GLAS is planning to apply for a National Science Foundation (NSF) grant for sonification research. It takes almost as much work to apply for the grant as it does to do the research.To justify the grant request, the NSF requires a Research Coordination Structure or RCN. The RCN is the core of the research planning and funding application. To guide the process, a steering committee has already been formed from volunteers participating in the Sonification World Chat (SWC). The SWC is an informal online gathering of sonification researchers from around the world. The SWC, which meets once every two months, was organized by Kate Meredith, founder and director of GLAS Education.

“The steering committee will create a basic structure for the RCN,” Ashley said. Within that RCN, the committee will define the research challenge, explain what the research will do, and show the intellectual merit of the research. The sonification RCN must show that the accessibility created by sonification will improve science. The committee also needs to connect with the director of the appropriate funding source within the NSF.

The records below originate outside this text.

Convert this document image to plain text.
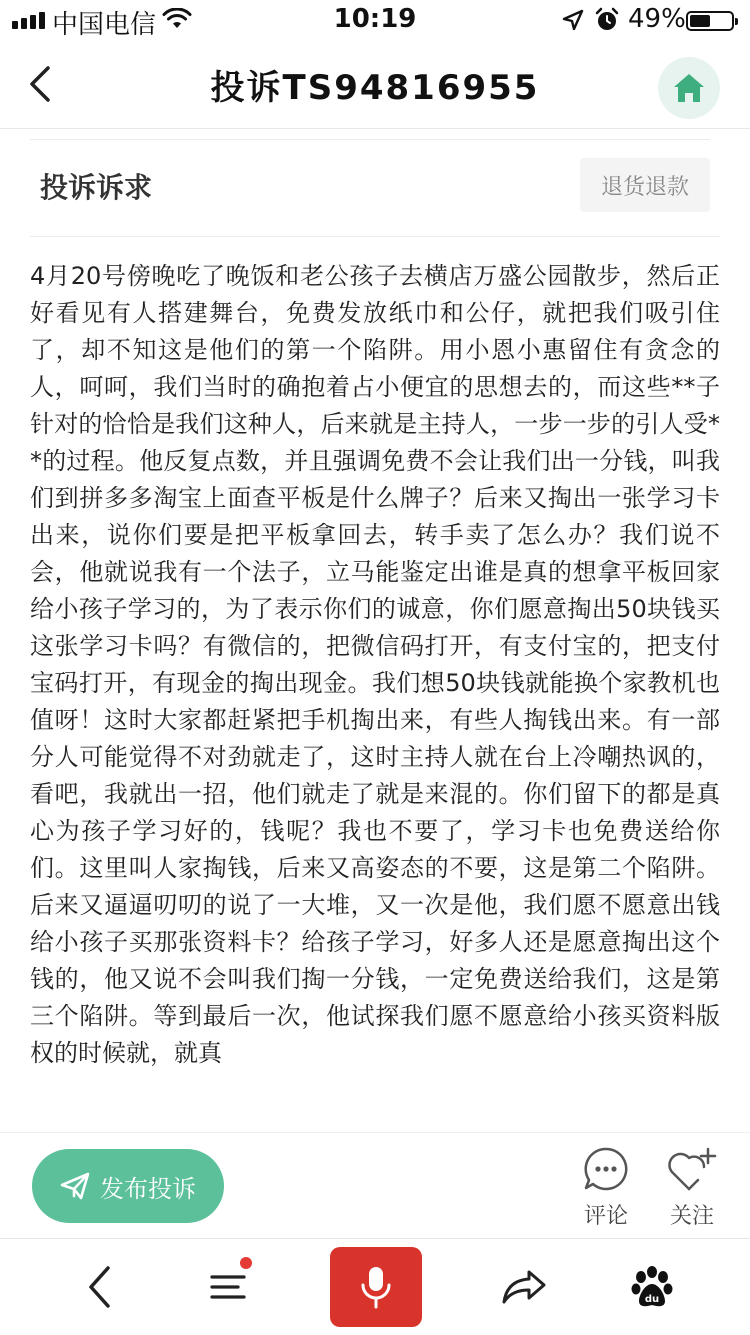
中国电信	10:19	49%
投诉TS94816955
投诉诉求	退货退款
4月20号傍晚吃了晚饭和老公孩子去横店万盛公园散步，然后正好看见有人搭建舞台，免费发放纸巾和公仔，就把我们吸引住了，却不知这是他们的第一个陷阱。用小恩小惠留住有贪念的人，呵呵，我们当时的确抱着占小便宜的思想去的，而这些**子针对的恰恰是我们这种人，后来就是主持人，一步一步的引人受**的过程。他反复点数，并且强调免费不会让我们出一分钱，叫我们到拼多多淘宝上面查平板是什么牌子？后来又掏出一张学习卡出来，说你们要是把平板拿回去，转手卖了怎么办？我们说不会，他就说我有一个法子，立马能鉴定出谁是真的想拿平板回家给小孩子学习的，为了表示你们的诚意，你们愿意掏出50块钱买这张学习卡吗？有微信的，把微信码打开，有支付宝的，把支付宝码打开，有现金的掏出现金。我们想50块钱就能换个家教机也值呀！这时大家都赶紧把手机掏出来，有些人掏钱出来。有一部分人可能觉得不对劲就走了，这时主持人就在台上冷嘲热讽的，看吧，我就出一招，他们就走了就是来混的。你们留下的都是真心为孩子学习好的，钱呢？我也不要了，学习卡也免费送给你们。这里叫人家掏钱，后来又高姿态的不要，这是第二个陷阱。后来又逼逼叨叨的说了一大堆，又一次是他，我们愿不愿意出钱给小孩子买那张资料卡？给孩子学习，好多人还是愿意掏出这个钱的，他又说不会叫我们掏一分钱，一定免费送给我们，这是第三个陷阱。等到最后一次，他试探我们愿不愿意给小孩买资料版权的时候就，就真
发布投诉
评论	关注
du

The goal of sonification is to make Big Data more accessible. Big Data refers to large and complex collections of raw information used in specific research. Sonification would make that data accessible to blind and visually impaired researchers who find it difficult to deal with visual data, but could also help sighted researchers by providing a new way to sense and classify data.One of the basic challenges is to standardize as a tool for analyzing large data sets. “The sounds used for sonification need to be standardized,” Ashley said. For that, technical expertise will be needed. “You need people who can create sound,” Ashley said. Right now, sonification suffers from a lack of cooperation among different fields of research, which limits innovation and there is insufficient collaboration with blind and visually impaired researchers, which further limits sonification potential.